The tests at issue include the “Stop Signal Reaction Time” (SSRT)
test described two weeks ago; Reaction Time Variability; the Stroop;
the CPT; and the Trailmaking Test. The last of these was at the
low end in terms of predictive power, so we’ll drop it from the
discussion. We have prior experience with the Stroop, and found
efficacy of NF in the early work with David Kaiser. Reaction Time
Variability is part of the CPT. So if one were to add the “SSRT”
and the Stroop to the CRT evaluation, most of the bases would
be covered.
The 1991 Marks/Othmer study showed clear evidence that the neurofeedback
impacted favorably on both arousal-related and motivational dimensions,
as well as on emotional regulation generally. The significance
of that early study was that all such results were traceable to
essentially a single protocol (hence motivating the generalized
self-regulation model). With the proliferation of training sites
that has since occurred, and with the tailoring of the protocol
to individual needs that is now possible, we may well have surmounted
the high variability in outcomes found in that early work. The
addition of frontal sites has improved our access to the arousal
and affective dimension of ADHD. The addition of pre-frontal training
has improved our impact on executive function. And the inclusion
of parietal training has improved our impact on sensory processing
and sensory integration issues.
Does such proliferation of protocols undermine the general disregulation
model? Perhaps not. If it can be proved that with such more comprehensive
tools we can achieve more uniformly successful outcomes, then
one may consider the general disregulation model to be viable
even in the face of the obvious heterogeneity in clinical presentation.

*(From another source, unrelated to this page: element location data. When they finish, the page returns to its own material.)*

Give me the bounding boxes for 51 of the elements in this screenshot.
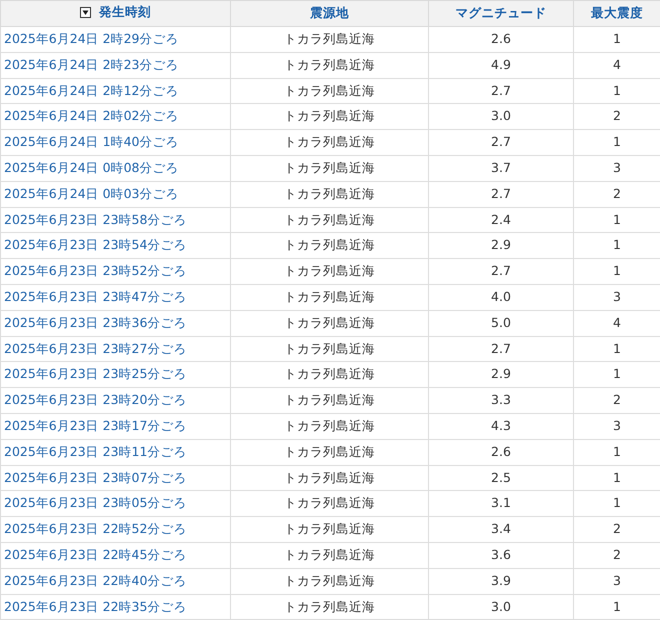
table-cell: トカラ列島近海 [230,207,428,233]
table-cell: トカラ列島近海 [230,542,428,568]
table-cell: トカラ列島近海 [230,362,428,388]
table-cell: トカラ列島近海 [230,155,428,182]
table-cell: 5.0 [428,310,574,336]
table-cell: 2.6 [428,26,574,52]
table-cell: トカラ列島近海 [230,568,428,594]
table-cell: 3.3 [428,388,574,414]
table-cell: トカラ列島近海 [230,439,428,466]
table-cell: 2.5 [428,465,574,491]
table-cell: トカラ列島近海 [230,413,428,440]
table-cell: トカラ列島近海 [230,310,428,336]
table-cell: トカラ列島近海 [230,336,428,362]
table-cell: 2.7 [428,336,574,362]
table-cell: 3.0 [428,594,574,620]
table-cell: トカラ列島近海 [230,490,428,517]
table-cell: トカラ列島近海 [230,516,428,542]
table-cell: 2.7 [428,78,574,104]
table-cell: 2.7 [428,258,574,284]
column-header[interactable]: 発生時刻 [0,0,230,26]
table-cell: 2.7 [428,181,574,208]
table-cell: 2.7 [428,130,574,156]
table-cell: トカラ列島近海 [230,594,428,620]
table-cell: トカラ列島近海 [230,284,428,310]
column-header[interactable]: 最大震度 [574,0,660,26]
table-cell: 3.4 [428,516,574,542]
table-cell: 3.7 [428,155,574,182]
table-cell: 3.6 [428,542,574,568]
table-cell: トカラ列島近海 [230,78,428,104]
table-cell: トカラ列島近海 [230,104,428,130]
table-cell: トカラ列島近海 [230,465,428,491]
table-cell: トカラ列島近海 [230,130,428,156]
column-header[interactable]: 震源地 [230,0,428,26]
sort-descending-icon [80,7,91,18]
table-cell: 3.9 [428,568,574,594]
table-cell: トカラ列島近海 [230,52,428,78]
table-cell: 4.0 [428,284,574,310]
table-cell: 4.9 [428,52,574,78]
table-cell: トカラ列島近海 [230,26,428,52]
table-cell: トカラ列島近海 [230,388,428,414]
table-cell: トカラ列島近海 [230,258,428,284]
column-header[interactable]: マグニチュード [428,0,574,26]
table-cell: 2.9 [428,362,574,388]
table-cell: 4.3 [428,413,574,440]
table-cell: 2.6 [428,439,574,466]
table-cell: 3.1 [428,490,574,517]
table-cell: 3.0 [428,104,574,130]
table-cell: 2.4 [428,207,574,233]
table-cell: 2.9 [428,232,574,259]
table-cell: トカラ列島近海 [230,181,428,208]
table-cell: トカラ列島近海 [230,232,428,259]
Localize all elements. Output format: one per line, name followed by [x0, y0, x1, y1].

After all, we are talking about essentially the same protocol
applied at various site pairs, which apparently gives us differential
access to certain parts of the regulatory networks.
But we already know that the general disregulation model is not
the whole picture. It cannot accommodate specific learning disabilities,
as one example. So we will just have to come to terms with both
realities, both in the conceptual realm and in actual practice.
Figure 1. Distribution of Executive Function deficits for normals
and ADHDs, ranging from zero to five.

Figure 2. Partial sums of Executive Function deficits with respect
to a minimum, plotted as a function of the minimum number of deficits.